Taxe foncière et bail commercial : qui est le redevable légal ?
Le principe est posé par le Code général des impôts : la taxe foncière sur les propriétés bâties est due par le propriétaire de l'immeuble au 1er janvier de l'année d'imposition. C'est donc le bailleur, et lui seul, qui reçoit l'avis et qui reste juridiquement responsable du paiement auprès de l'administration fiscale.
Mais « redevable légal » ne signifie pas « supporteur économique définitif ». Le bail commercial peut prévoir que le locataire rembourse au propriétaire tout ou partie de cette taxe. On parle alors de refacturation ou de répercussion de la taxe foncière. En pratique, cette clause est très fréquente dans les baux de murs de boutiques : elle améliore le rendement net du propriétaire et fait partie des points à vérifier avant toute acquisition.
Ce que la loi Pinel a changé depuis 2014
Avant 2014, la liberté contractuelle régnait : on pouvait tout mettre à la charge du locataire, parfois de façon abusive. La loi Pinel du 18 juin 2014, complétée par le décret n° 2014-1317 du 3 novembre 2014, a rebattu les cartes en encadrant strictement la répartition des charges.
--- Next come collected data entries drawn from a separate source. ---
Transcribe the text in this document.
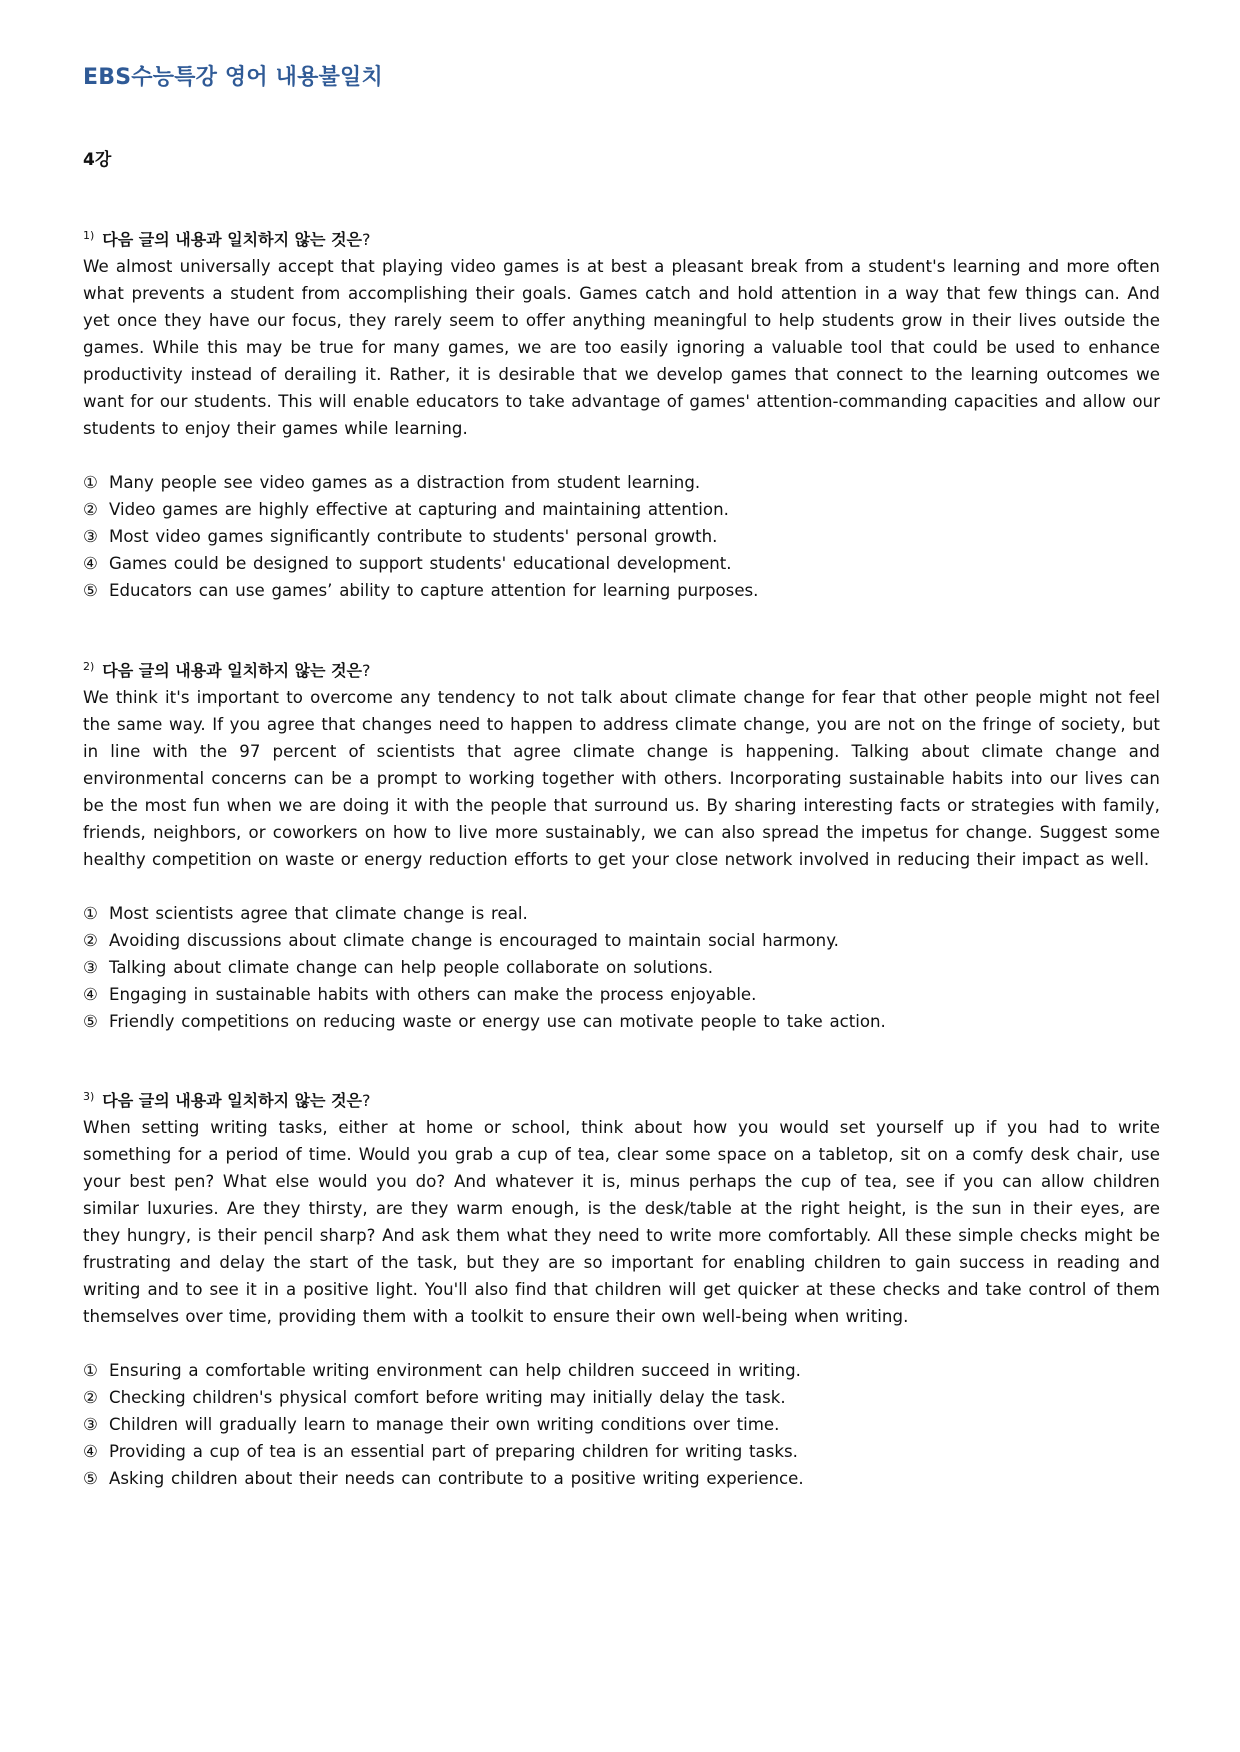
EBS수능특강 영어 내용불일치
4강
$^{1)}$ 다음 글의 내용과 일치하지 않는 것은?

We almost universally accept that playing video games is at best a pleasant break from a student's learning and more often what prevents a student from accomplishing their goals. Games catch and hold attention in a way that few things can. And yet once they have our focus, they rarely seem to offer anything meaningful to help students grow in their lives outside the games. While this may be true for many games, we are too easily ignoring a valuable tool that could be used to enhance productivity instead of derailing it. Rather, it is desirable that we develop games that connect to the learning outcomes we want for our students. This will enable educators to take advantage of games' attention-commanding capacities and allow our students to enjoy their games while learning.

① Many people see video games as a distraction from student learning.
② Video games are highly effective at capturing and maintaining attention.
③ Most video games significantly contribute to students' personal growth.
④ Games could be designed to support students' educational development.
⑤ Educators can use games’ ability to capture attention for learning purposes.
$^{2)}$ 다음 글의 내용과 일치하지 않는 것은?

We think it's important to overcome any tendency to not talk about climate change for fear that other people might not feel the same way. If you agree that changes need to happen to address climate change, you are not on the fringe of society, but in line with the 97 percent of scientists that agree climate change is happening. Talking about climate change and environmental concerns can be a prompt to working together with others. Incorporating sustainable habits into our lives can be the most fun when we are doing it with the people that surround us. By sharing interesting facts or strategies with family, friends, neighbors, or coworkers on how to live more sustainably, we can also spread the impetus for change. Suggest some healthy competition on waste or energy reduction efforts to get your close network involved in reducing their impact as well.

① Most scientists agree that climate change is real.
② Avoiding discussions about climate change is encouraged to maintain social harmony.
③ Talking about climate change can help people collaborate on solutions.
④ Engaging in sustainable habits with others can make the process enjoyable.
⑤ Friendly competitions on reducing waste or energy use can motivate people to take action.
$^{3)}$ 다음 글의 내용과 일치하지 않는 것은?

When setting writing tasks, either at home or school, think about how you would set yourself up if you had to write something for a period of time. Would you grab a cup of tea, clear some space on a tabletop, sit on a comfy desk chair, use your best pen? What else would you do? And whatever it is, minus perhaps the cup of tea, see if you can allow children similar luxuries. Are they thirsty, are they warm enough, is the desk/table at the right height, is the sun in their eyes, are they hungry, is their pencil sharp? And ask them what they need to write more comfortably. All these simple checks might be frustrating and delay the start of the task, but they are so important for enabling children to gain success in reading and writing and to see it in a positive light. You'll also find that children will get quicker at these checks and take control of them themselves over time, providing them with a toolkit to ensure their own well-being when writing.

① Ensuring a comfortable writing environment can help children succeed in writing.
② Checking children's physical comfort before writing may initially delay the task.
③ Children will gradually learn to manage their own writing conditions over time.
④ Providing a cup of tea is an essential part of preparing children for writing tasks.
⑤ Asking children about their needs can contribute to a positive writing experience.
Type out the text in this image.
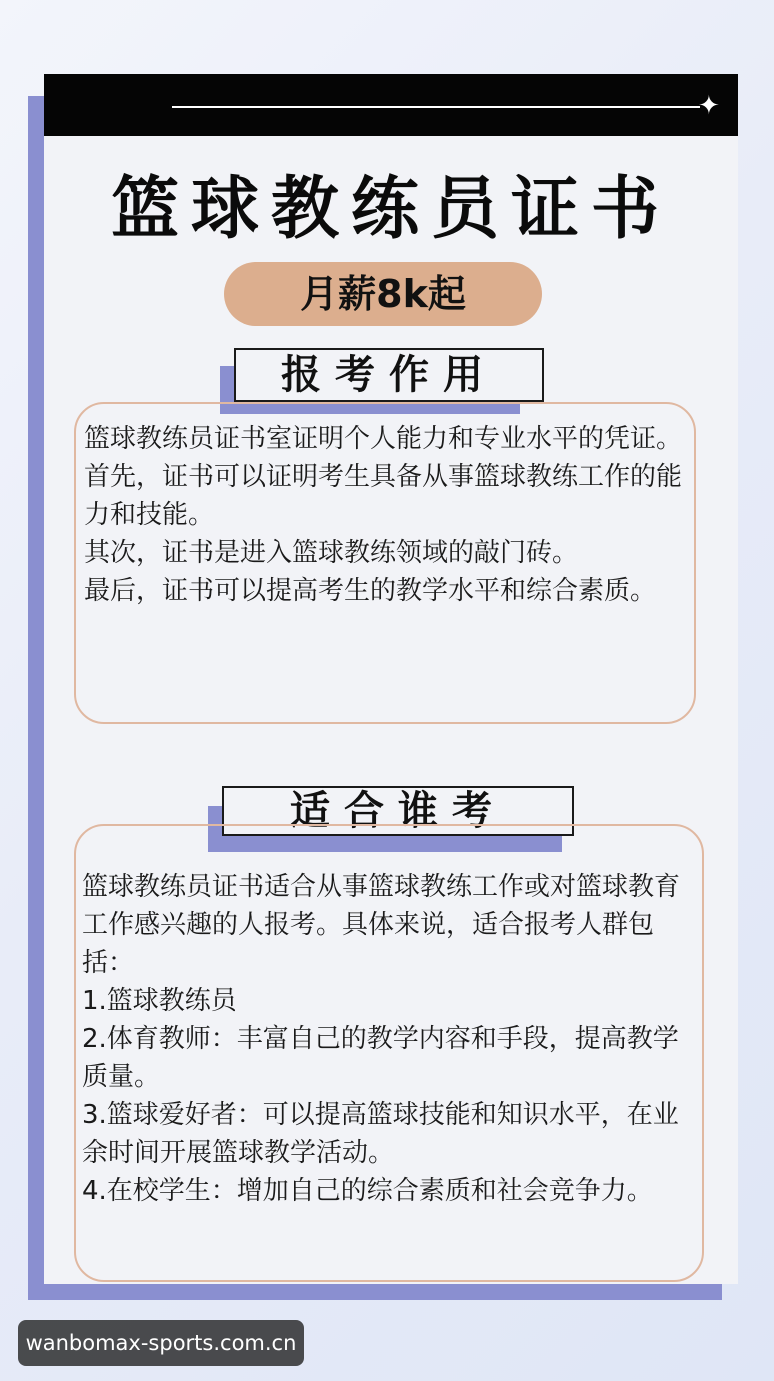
✦
篮球教练员证书
月薪8k起
报考作用

篮球教练员证书室证明个人能力和专业水平的凭证。首先，证书可以证明考生具备从事篮球教练工作的能力和技能。

其次，证书是进入篮球教练领域的敲门砖。

最后，证书可以提高考生的教学水平和综合素质。

适合谁考

篮球教练员证书适合从事篮球教练工作或对篮球教育工作感兴趣的人报考。具体来说，适合报考人群包括：

1.篮球教练员

2.体育教师：丰富自己的教学内容和手段，提高教学质量。

3.篮球爱好者：可以提高篮球技能和知识水平，在业余时间开展篮球教学活动。

4.在校学生：增加自己的综合素质和社会竞争力。

wanbomax-sports.com.cn
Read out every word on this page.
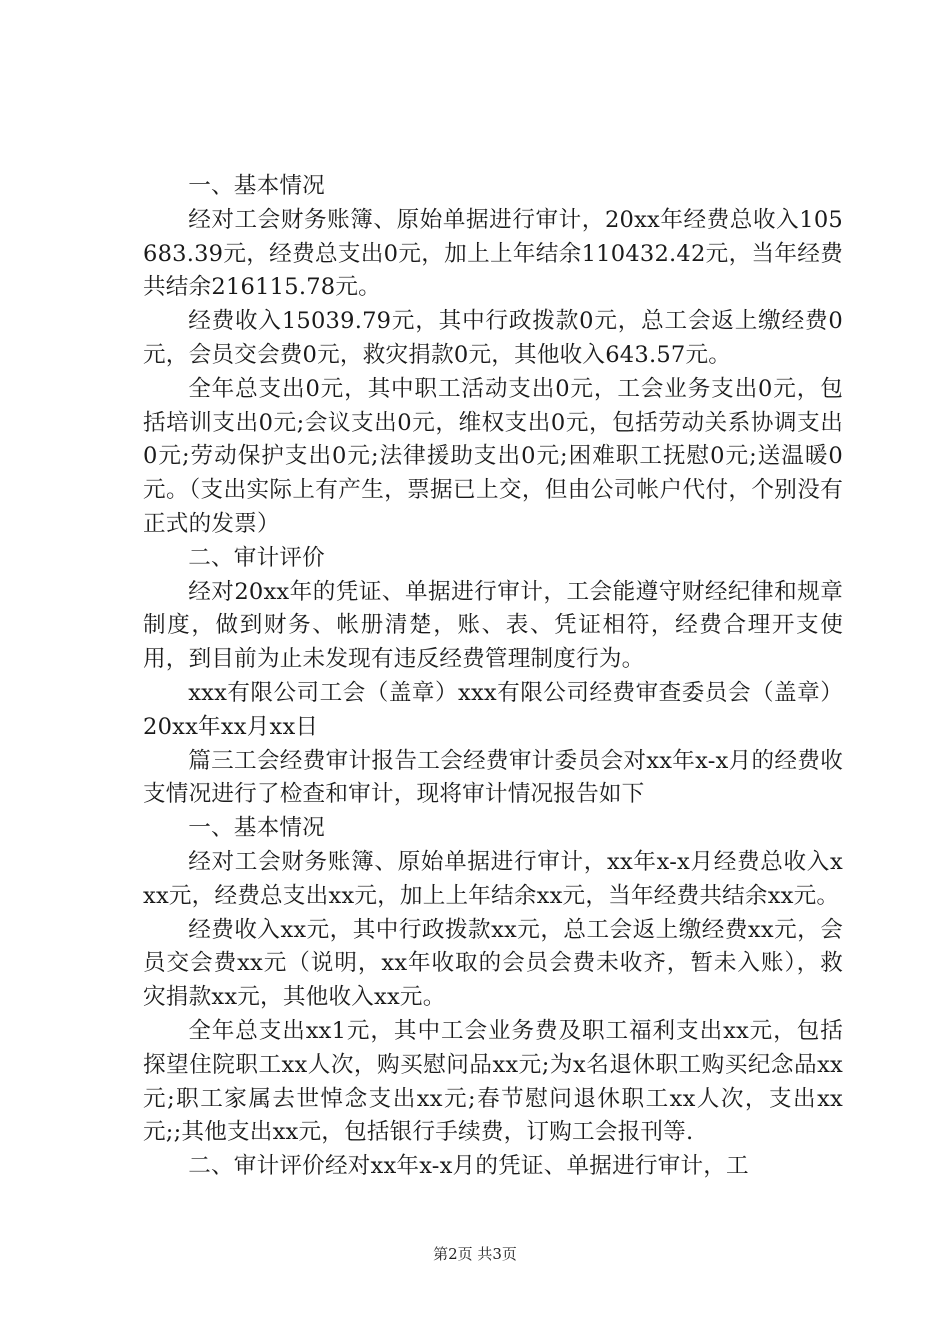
一、基本情况

经对工会财务账簿、原始单据进行审计，20xx年经费总收入105683.39元，经费总支出0元，加上上年结余110432.42元，当年经费共结余216115.78元。

经费收入15039.79元，其中行政拨款0元，总工会返上缴经费0元，会员交会费0元，救灾捐款0元，其他收入643.57元。

全年总支出0元，其中职工活动支出0元，工会业务支出0元，包括培训支出0元;会议支出0元，维权支出0元，包括劳动关系协调支出0元;劳动保护支出0元;法律援助支出0元;困难职工抚慰0元;送温暖0元。（支出实际上有产生，票据已上交，但由公司帐户代付，个别没有正式的发票）

二、审计评价

经对20xx年的凭证、单据进行审计，工会能遵守财经纪律和规章制度，做到财务、帐册清楚，账、表、凭证相符，经费合理开支使用，到目前为止未发现有违反经费管理制度行为。

xxx有限公司工会（盖章）xxx有限公司经费审查委员会（盖章）20xx年xx月xx日

篇三工会经费审计报告工会经费审计委员会对xx年x-x月的经费收支情况进行了检查和审计，现将审计情况报告如下

一、基本情况

经对工会财务账簿、原始单据进行审计，xx年x-x月经费总收入xxx元，经费总支出xx元，加上上年结余xx元，当年经费共结余xx元。

经费收入xx元，其中行政拨款xx元，总工会返上缴经费xx元，会员交会费xx元（说明，xx年收取的会员会费未收齐，暂未入账），救灾捐款xx元，其他收入xx元。

全年总支出xx1元，其中工会业务费及职工福利支出xx元，包括探望住院职工xx人次，购买慰问品xx元;为x名退休职工购买纪念品xx元;职工家属去世悼念支出xx元;春节慰问退休职工xx人次，支出xx元;;其他支出xx元，包括银行手续费，订购工会报刊等.

二、审计评价经对xx年x-x月的凭证、单据进行审计，工

第2页 共3页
Le pivot est l'article L. 145-40-2 du Code de commerce. Il impose désormais trois obligations au bailleur :
- annexer au bail un inventaire précis et limitatif des catégories de charges, impôts, taxes et redevances liés au bail ;
- indiquer clairement leur répartition entre bailleur et preneur ;
- communiquer chaque année au locataire un état récapitulatif des sommes qui lui sont refacturées.
Conséquence directe : pour tout bail signé ou renouvelé depuis le 5 novembre 2014, la taxe foncière ne peut être mise à la charge du locataire que si elle figure expressément dans cet inventaire. Une clause vague du type « le preneur supporte tous les impôts et taxes » ne suffit plus.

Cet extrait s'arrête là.